The Denver Drag Initiative and Variety Awards, better known as DIVAS, are only being held for their second year, but already, they’re a huge hit. So much so that Jessica L’Whor, the well-known local queen who founded them, doesn’t even feel that they’re a reflection of her, but rather, a reflection of the entire community. Regardless of how you feel about Ms. L’Whor, she’s quick to point out, the DIVAS are about everyone getting recognition for what they do and standing together as a community.
We took a quick break from voting for the DIVAS awards and obsessing over who’s in the running on Facebook to chat with Jessica about the upcoming awards show and all the exciting things that are in the works.
What made you do the DIVAS last year and again this time around?
The plan is to do it every year. Colorado needed an outlet that supported the queer community in some sort of way of recognition. I know that there’s some other outlets that provide that same kind of recognition, but they don’t really involve the community, and they just kind of pop up out of nowhere. I think this provides an awards ceremony that everybody in the state of Colorado can get recognized for what they’re doing for the community. The goal is to highlight people that are working hard, the up-and-coming artist, and it also gives a platform for everybody to vote.
What are you most looking forward to about the actual awards? Can you give us any spoilers?
I’m mainly looking forward to the outcome of people. Last year, we expected to have around 200 to 250 people. We had over 450 people show up. And when you’re able to look out into the audience of everyone that came, you had people in the venue under one roof that you wouldn’t expect to see all in one place, just different venues and different bars and different bar owners, and you have different entertainers and you have burlesque and you have people that you don’t normally see come down from the Springs or from Fort Collins. I’m looking forward to seeing this plethora of people just coming together to celebrate each other and have a good time. I think the other thing that I’m most excited for is the after party. We throw this big party after the actual ceremony for people to come and enjoy a show.
Last year, it was basically just you, but this year, it feels like there are a lot of people helping out. How did more people get involved?

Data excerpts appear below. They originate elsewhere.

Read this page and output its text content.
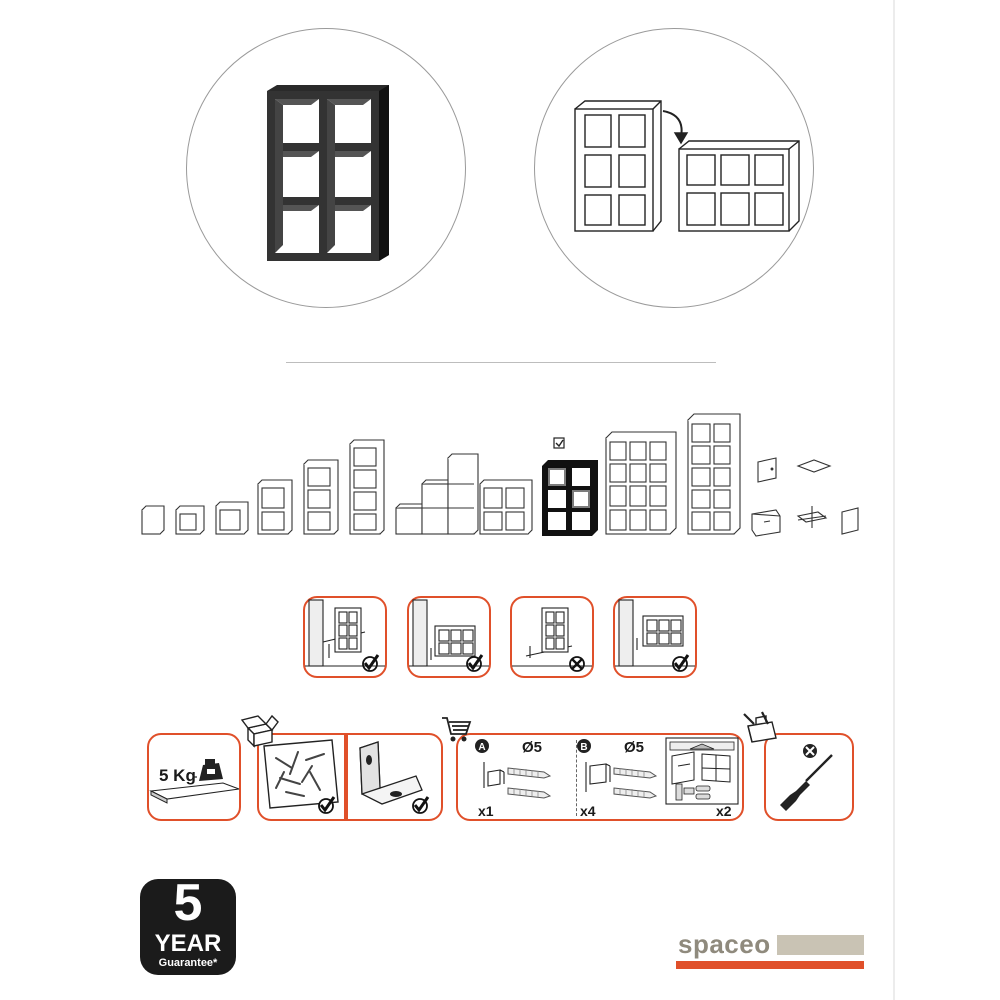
5 Kg
A Ø5
x1
B Ø5
x4	x2
5
YEAR
Guarantee*
spaceo
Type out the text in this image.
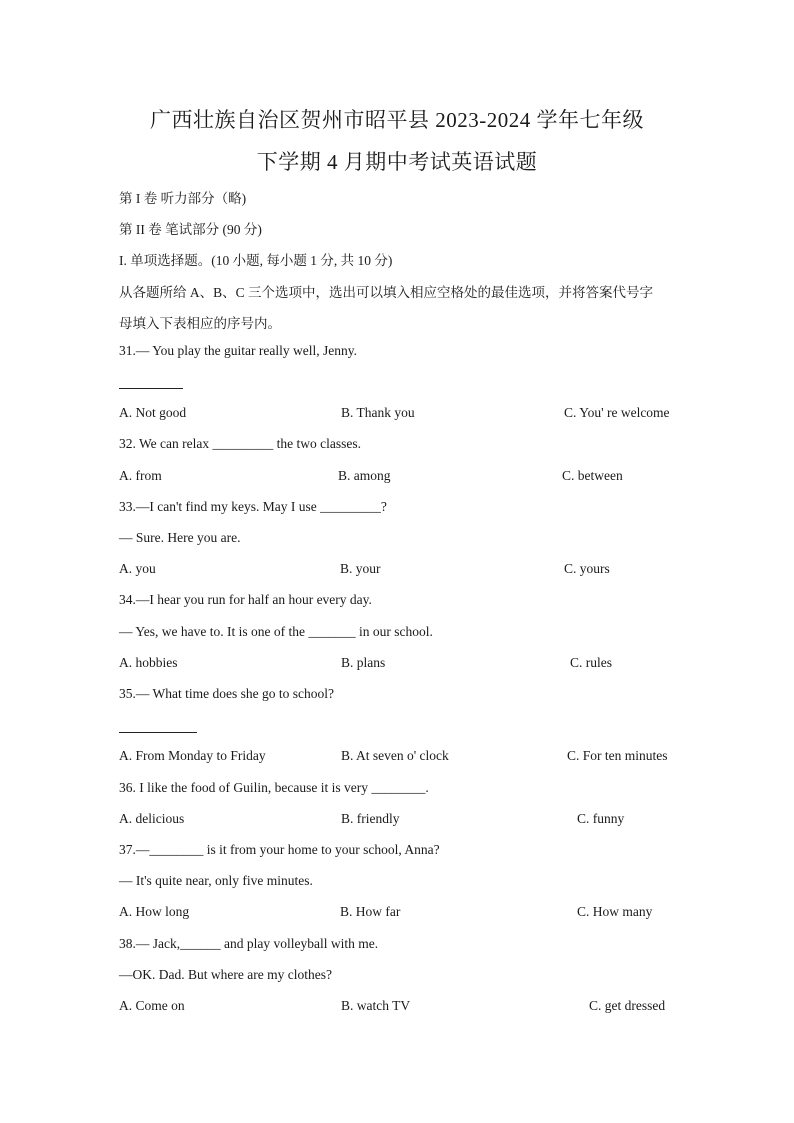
广西壮族自治区贺州市昭平县 2023-2024 学年七年级
下学期 4 月期中考试英语试题
第 I 卷 听力部分（略)
第 II 卷 笔试部分 (90 分)
I. 单项选择题。(10 小题, 每小题 1 分, 共 10 分)
从各题所给 A、B、C 三个选项中，选出可以填入相应空格处的最佳选项，并将答案代号字
母填入下表相应的序号内。
31.— You play the guitar really well, Jenny.
A. Not good	B. Thank you	C. You' re welcome
32. We can relax _________ the two classes.
A. from	B. among	C. between
33.—I can't find my keys. May I use _________?
— Sure. Here you are.
A. you	B. your	C. yours
34.—I hear you run for half an hour every day.
— Yes, we have to. It is one of the _______ in our school.
A. hobbies	B. plans	C. rules
35.— What time does she go to school?
A. From Monday to Friday	B. At seven o' clock	C. For ten minutes
36. I like the food of Guilin, because it is very ________.
A. delicious	B. friendly	C. funny
37.—________ is it from your home to your school, Anna?
— It's quite near, only five minutes.
A. How long	B. How far	C. How many
38.— Jack,______ and play volleyball with me.
—OK. Dad. But where are my clothes?
A. Come on	B. watch TV	C. get dressed
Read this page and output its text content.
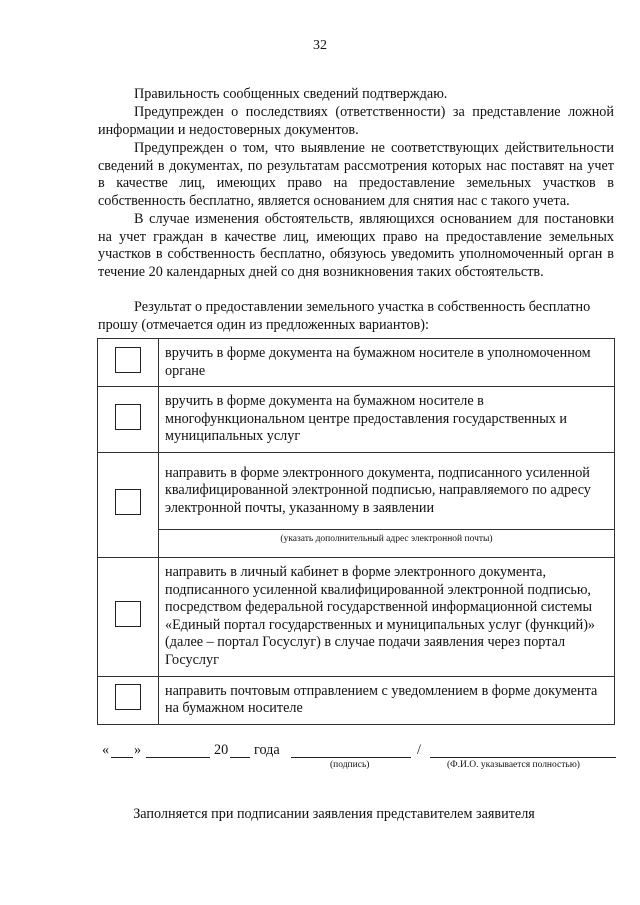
32

Правильность сообщенных сведений подтверждаю.

Предупрежден о последствиях (ответственности) за представление ложной информации и недостоверных документов.

Предупрежден о том, что выявление не соответствующих действительности сведений в документах, по результатам рассмотрения которых нас поставят на учет в качестве лиц, имеющих право на предоставление земельных участков в собственность бесплатно, является основанием для снятия нас с такого учета.

В случае изменения обстоятельств, являющихся основанием для постановки на учет граждан в качестве лиц, имеющих право на предоставление земельных участков в собственность бесплатно, обязуюсь уведомить уполномоченный орган в течение 20 календарных дней со дня возникновения таких обстоятельств.

Результат о предоставлении земельного участка в собственность бесплатно прошу (отмечается один из предложенных вариантов):

	вручить в форме документа на бумажном носителе в уполномоченном органе
	вручить в форме документа на бумажном носителе в многофункциональном центре предоставления государственных и муниципальных услуг
	направить в форме электронного документа, подписанного усиленной квалифицированной электронной подписью, направляемого по адресу электронной почты, указанному в заявлении
	(указать дополнительный адрес электронной почты)
	направить в личный кабинет в форме электронного документа, подписанного усиленной квалифицированной электронной подписью, посредством федеральной государственной информационной системы «Единый портал государственных и муниципальных услуг (функций)» (далее – портал Госуслуг) в случае подачи заявления через портал Госуслуг
	направить почтовым отправлением с уведомлением в форме документа на бумажном носителе
« »	20 года	/
(подпись)	(Ф.И.О. указывается полностью)
Заполняется при подписании заявления представителем заявителя
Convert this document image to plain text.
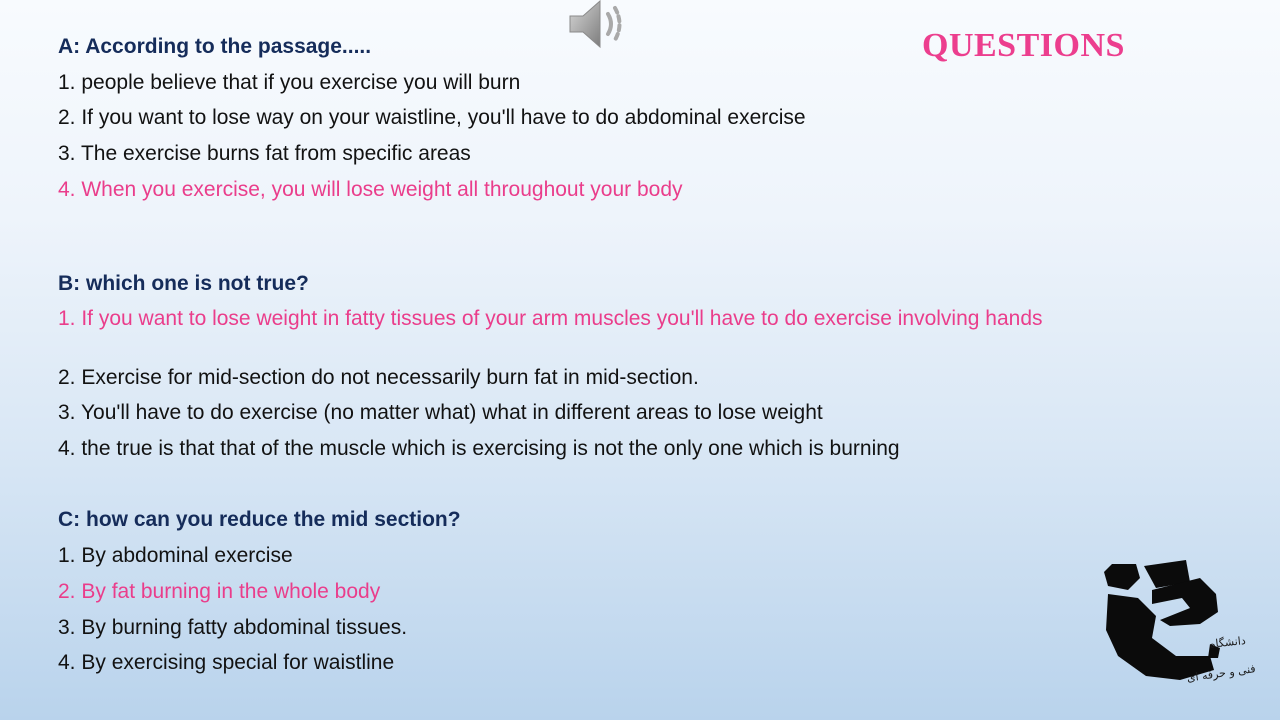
QUESTIONS
A: According to the passage.....
1. people believe that if you exercise you will burn
2. If you want to lose way on your waistline, you'll have to do abdominal exercise
3. The exercise burns fat from specific areas
4. When you exercise, you will lose weight all throughout your body
B: which one is not true?
1. If you want to lose weight in fatty tissues of your arm muscles you'll have to do exercise involving hands
2. Exercise for mid-section do not necessarily burn fat in mid-section.
3. You'll have to do exercise (no matter what) what in different areas to lose weight
4. the true is that that of the muscle which is exercising is not the only one which is burning
C: how can you reduce the mid section?
1. By abdominal exercise
2. By fat burning in the whole body
3. By burning fatty abdominal tissues.
4. By exercising special for waistline
دانشگاه
فنی و حرفه ای
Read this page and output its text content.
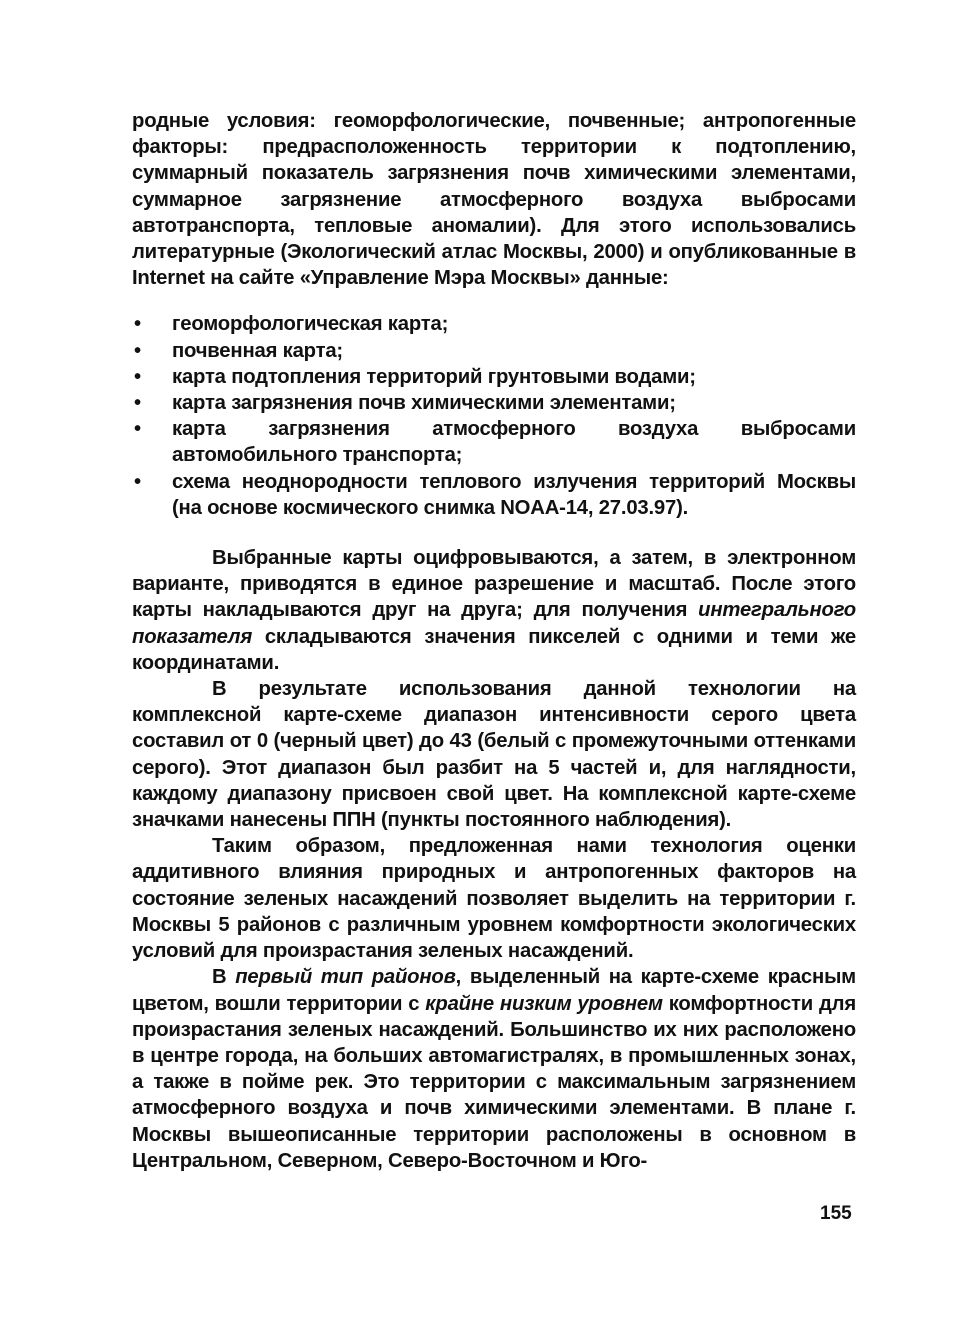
родные условия: геоморфологические, почвенные; антропогенные факторы: предрасположенность территории к подтоплению, суммарный показатель загрязнения почв химическими элементами, суммарное загрязнение атмосферного воздуха выбросами автотранспорта, тепловые аномалии). Для этого использовались литературные (Экологический атлас Москвы, 2000) и опубликованные в Internet на сайте «Управление Мэра Москвы» данные:

• геоморфологическая карта;
• почвенная карта;
• карта подтопления территорий грунтовыми водами;
• карта загрязнения почв химическими элементами;
• карта загрязнения атмосферного воздуха выбросами автомобильного транспорта;
• схема неоднородности теплового излучения территорий Москвы (на основе космического снимка NOAA-14, 27.03.97).

Выбранные карты оцифровываются, а затем, в электронном варианте, приводятся в единое разрешение и масштаб. После этого карты накладываются друг на друга; для получения интегрального показателя складываются значения пикселей с одними и теми же координатами.

В результате использования данной технологии на комплексной карте-схеме диапазон интенсивности серого цвета составил от 0 (черный цвет) до 43 (белый с промежуточными оттенками серого). Этот диапазон был разбит на 5 частей и, для наглядности, каждому диапазону присвоен свой цвет. На комплексной карте-схеме значками нанесены ППН (пункты постоянного наблюдения).

Таким образом, предложенная нами технология оценки аддитивного влияния природных и антропогенных факторов на состояние зеленых насаждений позволяет выделить на территории г. Москвы 5 районов с различным уровнем комфортности экологических условий для произрастания зеленых насаждений.

В первый тип районов, выделенный на карте-схеме красным цветом, вошли территории с крайне низким уровнем комфортности для произрастания зеленых насаждений. Большинство их них расположено в центре города, на больших автомагистралях, в промышленных зонах, а также в пойме рек. Это территории с максимальным загрязнением атмосферного воздуха и почв химическими элементами. В плане г. Москвы вышеописанные территории расположены в основном в Центральном, Северном, Северо-Восточном и Юго-

155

The first year doing it, I knew there would be a lot of issues, just like there are at any event for the first year. So, I wanted to take on a lot of that responsibility and a lot of that ‘blame,’ like if people were upset about a decision.
This year, we did an application process and built a committee of 10 people total. So, this committee of 10, queer people that applied and that wanted to be involved have been working behind the scenes either promoting on social media or website building or reaching out to venues or sponsorships or guest speakers and things like this. It’s been really amazing. It’s been really helpful. By the end, because of the workload, it’s also been really helpful to get a lot of different opinions and thoughts from a group of people on the direction that this should go or the name of the award. So, there’s been a lot of hard work from behind the scenes about the whole thing.
Is there anything else you definitely want to make it a point that we know?
Yeah, I think the biggest thing that I want to promote is that, regardless of how you feel about myself or somebody else or even Tracks where the event will be held or any kind of space, really think about the bigger picture of what this award ceremony does for people. This isn’t about saying, ‘Oh, I’m better than you, or ‘I’m more talented than you,’ or anything like that. It’s to highlight and really kind of get into that mindset of celebrating each other.
The biggest thing is, we should be able to come together to support our peers and the other people in our industry and recognize the hard work everyone’s put into this last year, and it has nothing to do with gender or genitals or your talent or anything. It’s just all about coming together.